Weaving in Public: Connecting people and interests

Placeholder for a possible Best Practice. This is based on how I do a lot of Advocacy activities e.g. relating to the Fediverse.

Weaving in Public

This practice is related to Learning in Public: The fastest way to learn.

Whether learning or advocating, while navigating the web we go through tons of resources, join communities, participate and react to other people’s articles and comments. One thing is certain: eventually you’ll suffer information overload. There’s ways to manage, try to bring order to chaos, like Digital Gardening. But it is a very time-consuming and boring exercise. Copying and pasting links, quoting text, attributing people and making additional notes…

There’s a lot of information that is only potentially useful, and people you meet who you could potentially collaborate with… if they are willing to. Not all side-tracks found on your information discovery quests are equally important, though, at least not at the moment you encounter them. Is it worthwhile to maintain your digital garden for them? In many cases most likely not. But there is another way, that allows to optimize mutualism and maximize the synergy you get from that.

Weaving in Public: Always grab the opportunity to make people aware of other people’s work, when they align with your own interest.

It is a very simple practice, and won’t cost you much time. You start to “weave” when you read something of interest, but it is not something you want to follow up on right now. Maybe much later. Then, if possible, you chime in and mention someone else that is doing something similar. And you move on with what you were doing before.

While you are doing this, gradually you leave an inter-connected web of links, give other people the opportunity to broaden their perspective, collaborate with others.
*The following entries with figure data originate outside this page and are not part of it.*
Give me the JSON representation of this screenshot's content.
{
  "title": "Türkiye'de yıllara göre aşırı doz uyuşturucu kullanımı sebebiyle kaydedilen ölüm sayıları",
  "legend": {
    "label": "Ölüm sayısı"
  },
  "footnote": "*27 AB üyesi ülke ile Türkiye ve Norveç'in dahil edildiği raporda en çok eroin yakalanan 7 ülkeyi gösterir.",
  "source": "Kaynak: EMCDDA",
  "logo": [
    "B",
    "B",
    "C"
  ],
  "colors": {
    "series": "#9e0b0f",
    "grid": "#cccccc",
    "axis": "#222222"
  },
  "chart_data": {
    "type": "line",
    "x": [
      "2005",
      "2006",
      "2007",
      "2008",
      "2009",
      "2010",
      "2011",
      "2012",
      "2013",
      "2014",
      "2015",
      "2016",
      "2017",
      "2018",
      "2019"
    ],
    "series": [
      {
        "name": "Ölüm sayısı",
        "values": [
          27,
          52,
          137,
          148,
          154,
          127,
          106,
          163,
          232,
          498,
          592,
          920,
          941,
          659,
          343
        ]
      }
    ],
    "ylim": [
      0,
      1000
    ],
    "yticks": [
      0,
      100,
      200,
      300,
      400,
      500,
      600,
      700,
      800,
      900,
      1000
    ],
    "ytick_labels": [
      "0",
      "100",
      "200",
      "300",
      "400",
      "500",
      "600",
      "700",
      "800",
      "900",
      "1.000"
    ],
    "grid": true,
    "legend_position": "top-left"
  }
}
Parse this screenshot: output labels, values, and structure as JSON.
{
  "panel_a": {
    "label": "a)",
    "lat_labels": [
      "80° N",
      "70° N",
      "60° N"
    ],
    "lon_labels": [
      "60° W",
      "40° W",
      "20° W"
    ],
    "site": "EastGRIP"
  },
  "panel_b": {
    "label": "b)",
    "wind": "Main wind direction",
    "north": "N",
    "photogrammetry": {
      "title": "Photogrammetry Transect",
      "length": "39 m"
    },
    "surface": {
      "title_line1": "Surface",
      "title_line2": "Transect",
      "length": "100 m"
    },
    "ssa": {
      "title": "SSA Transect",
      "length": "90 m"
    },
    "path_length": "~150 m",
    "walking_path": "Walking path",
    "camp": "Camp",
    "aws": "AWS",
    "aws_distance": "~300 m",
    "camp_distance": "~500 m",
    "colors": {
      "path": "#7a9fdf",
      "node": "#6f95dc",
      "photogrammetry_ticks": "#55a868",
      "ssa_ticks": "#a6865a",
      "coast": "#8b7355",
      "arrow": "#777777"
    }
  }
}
This may happen at any time without your interference. By weaving you plant seeds of opportunity. And opportunities will come and seek you out, because you create the interconnections.

Weaving in public:

  • Shows others you are interested in a subject.
  • Strengthens bonds within your own network.
  • Increases the likelihood of future collaboration.
  • Unburdens you from digital gardening yourself.
  • Helps create your own luck.

While there is self-interest to weaving in public, it is a win-win-win situation. If nothing comes from it you may have at least helped some other people. If someone reaches out to you, there may be an opportunity for collaboration, or you just hold off but do some more “weaving” to help the person. The opportunity may re-emerge in the future.

When mentioning this practice in the chatroom @mayel referred to the Japanese concept of Nemawashi, which is along the same lines:

Nemawashi (根回し) in Japanese means an informal process of quietly laying the foundation for some proposed change or project, by talking to the people concerned, gathering support and feedback, and so forth. It is considered an important element in any major change, before any formal steps are taken, and successful nemawashi enables changes to be carried out with the consent of all sides. […] it is often translated as “laying the groundwork”.